Sometimes, it pays to look beyond the world of currencies when trading forex. After all, there is such a thing as intermarket correlations. As we learned from the School of Pipsology, commodities, bonds, and equities can also affect forex price action. Studying these markets’ relationships with currencies sometimes allows you to identify and capitalize on trade setups that you wouldn’t otherwise notice.
For Australian dollar traders, keeping track of the price of gold is critical as the currency often moves in the same direction as the yellow metal. In fact, it’s not unusual for gold to lead the way and act as a sort of leading indicator for AUD/USD.
You may be wondering why these two share such a strong positive correlation. It’s all about Australian exports, baby!
Australia happens to be the world’s third largest gold producer. In fact, it exports about $5 billion worth of the precious metal every year. Since Australian dollars are needed to purchase gold from the Land Down Under, as the demand for gold rises, the demand for Australian dollars usually follows suit.
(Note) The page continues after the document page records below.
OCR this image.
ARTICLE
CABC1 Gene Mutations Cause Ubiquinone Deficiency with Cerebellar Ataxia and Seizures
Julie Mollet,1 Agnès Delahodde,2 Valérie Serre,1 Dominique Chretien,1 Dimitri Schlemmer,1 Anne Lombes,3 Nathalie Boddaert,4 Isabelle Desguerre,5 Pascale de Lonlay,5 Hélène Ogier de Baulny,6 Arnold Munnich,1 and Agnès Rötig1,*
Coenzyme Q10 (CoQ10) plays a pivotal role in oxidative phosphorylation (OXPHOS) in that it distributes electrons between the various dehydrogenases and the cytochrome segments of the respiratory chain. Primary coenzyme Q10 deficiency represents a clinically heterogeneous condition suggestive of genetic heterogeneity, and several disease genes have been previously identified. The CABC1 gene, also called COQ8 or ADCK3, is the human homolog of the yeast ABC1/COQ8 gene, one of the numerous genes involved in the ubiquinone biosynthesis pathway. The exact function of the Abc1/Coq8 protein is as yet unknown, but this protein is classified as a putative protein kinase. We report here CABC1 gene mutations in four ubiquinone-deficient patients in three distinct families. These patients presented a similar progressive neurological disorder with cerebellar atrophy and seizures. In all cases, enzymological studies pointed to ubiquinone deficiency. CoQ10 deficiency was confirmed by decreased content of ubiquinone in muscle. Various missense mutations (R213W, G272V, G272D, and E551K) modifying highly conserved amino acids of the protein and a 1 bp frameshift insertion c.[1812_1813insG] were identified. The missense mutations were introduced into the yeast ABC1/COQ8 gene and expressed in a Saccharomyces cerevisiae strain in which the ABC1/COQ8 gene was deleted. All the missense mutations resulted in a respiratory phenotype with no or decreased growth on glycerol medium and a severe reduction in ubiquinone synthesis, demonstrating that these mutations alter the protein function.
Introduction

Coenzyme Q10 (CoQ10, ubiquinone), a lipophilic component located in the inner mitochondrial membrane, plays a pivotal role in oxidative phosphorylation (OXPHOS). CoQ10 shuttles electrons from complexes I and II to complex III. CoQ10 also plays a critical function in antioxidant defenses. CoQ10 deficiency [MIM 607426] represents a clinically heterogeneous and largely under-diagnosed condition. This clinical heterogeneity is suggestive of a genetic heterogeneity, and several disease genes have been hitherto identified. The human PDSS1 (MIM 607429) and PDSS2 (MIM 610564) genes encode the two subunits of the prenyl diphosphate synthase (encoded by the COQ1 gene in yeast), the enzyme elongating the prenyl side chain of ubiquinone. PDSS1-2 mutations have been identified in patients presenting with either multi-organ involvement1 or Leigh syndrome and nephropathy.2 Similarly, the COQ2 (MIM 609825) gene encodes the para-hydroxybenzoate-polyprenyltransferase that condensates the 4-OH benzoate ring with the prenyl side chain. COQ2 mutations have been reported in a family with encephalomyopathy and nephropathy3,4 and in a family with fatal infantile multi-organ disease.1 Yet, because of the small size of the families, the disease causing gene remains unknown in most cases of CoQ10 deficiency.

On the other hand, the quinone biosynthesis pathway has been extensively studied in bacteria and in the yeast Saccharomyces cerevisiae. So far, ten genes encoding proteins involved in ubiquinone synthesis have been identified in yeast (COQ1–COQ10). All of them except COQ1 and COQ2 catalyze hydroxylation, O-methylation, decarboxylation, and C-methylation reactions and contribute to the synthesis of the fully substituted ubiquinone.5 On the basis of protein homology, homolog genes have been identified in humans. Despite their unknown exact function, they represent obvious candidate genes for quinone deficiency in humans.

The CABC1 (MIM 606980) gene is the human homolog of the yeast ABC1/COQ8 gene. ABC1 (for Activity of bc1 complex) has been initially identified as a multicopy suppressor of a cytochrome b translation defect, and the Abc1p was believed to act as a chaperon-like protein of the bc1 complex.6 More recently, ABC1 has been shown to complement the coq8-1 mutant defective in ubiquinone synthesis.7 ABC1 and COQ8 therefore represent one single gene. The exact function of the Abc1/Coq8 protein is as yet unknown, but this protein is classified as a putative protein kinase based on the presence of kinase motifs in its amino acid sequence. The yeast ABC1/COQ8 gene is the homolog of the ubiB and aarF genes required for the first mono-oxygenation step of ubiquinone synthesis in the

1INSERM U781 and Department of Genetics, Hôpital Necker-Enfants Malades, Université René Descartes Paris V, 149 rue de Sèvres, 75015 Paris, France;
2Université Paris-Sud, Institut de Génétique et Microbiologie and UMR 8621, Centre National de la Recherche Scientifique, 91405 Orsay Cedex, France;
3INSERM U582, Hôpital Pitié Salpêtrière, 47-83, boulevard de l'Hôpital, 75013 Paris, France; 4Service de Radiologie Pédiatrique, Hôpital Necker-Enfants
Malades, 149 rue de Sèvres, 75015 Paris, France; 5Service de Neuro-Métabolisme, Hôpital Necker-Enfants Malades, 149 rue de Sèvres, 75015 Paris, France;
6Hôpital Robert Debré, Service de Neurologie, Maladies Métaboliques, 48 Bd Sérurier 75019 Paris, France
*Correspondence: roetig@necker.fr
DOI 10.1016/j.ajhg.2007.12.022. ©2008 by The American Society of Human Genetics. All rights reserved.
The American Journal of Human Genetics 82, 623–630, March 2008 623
This is why AUD/USD historically shares an 80% correlation with gold.
Sure, the Australian dollar and gold may have shared a tight bond in the past, but how has their unique relationship fared this year? Does the correlation still hold true for 2013?
To a certain extent, we can say that the two still move to the beat of the same music. Looking at the charts, you’ll see that on more than one occasion, they moved in the same direction – sometimes with gold leading the way. But you’ll probably also notice that there were a few instances when the two didn’t exactly jive.
The first two months of the year were bearish for both markets. However, gold bottomed out towards the end of February, while AUD/USD continued dropping for another week or so. In March, gold staged a small rebound, but the rise on AUD/USD during the same period was much more pronounced.
Then in the middle of April, we saw a massive drop in gold prices as the precious metal staged its biggest decline in three decades. Concerns that Cyprus and other European countries would dump their gold holdings put downward pressure on gold prices. And with global inflation dying down, gold’s value as a hedge against rising prices dropped as well. What followed next was a classic case of panic selling, which was subsequently followed by a decline in the Australian dollar.
But after that, the two sort of went their separate ways. Gold recovered a bit and is still trading above its lows. On the other hand, AUD/USD fell straight down and is still forging fresh lows. Alongside the slight recovery in gold prices, we’ve been seeing continued and persistent weakness in AUD/USD stemming from weak Australian fundamentals, the RBA rate cut, and the Fed’s apparent willingness to withdraw stimulus from the economy.
This just goes to show that just because gold moved in one direction doesn’t necessarily mean that the Australian dollar will take the same path. Gold may have a hand in determining AUD/USD price action, but it isn’t the sole determinant. Always remember that fundamentals and monetary policy also play a very important role in driving the forex markets and should never be overlooked.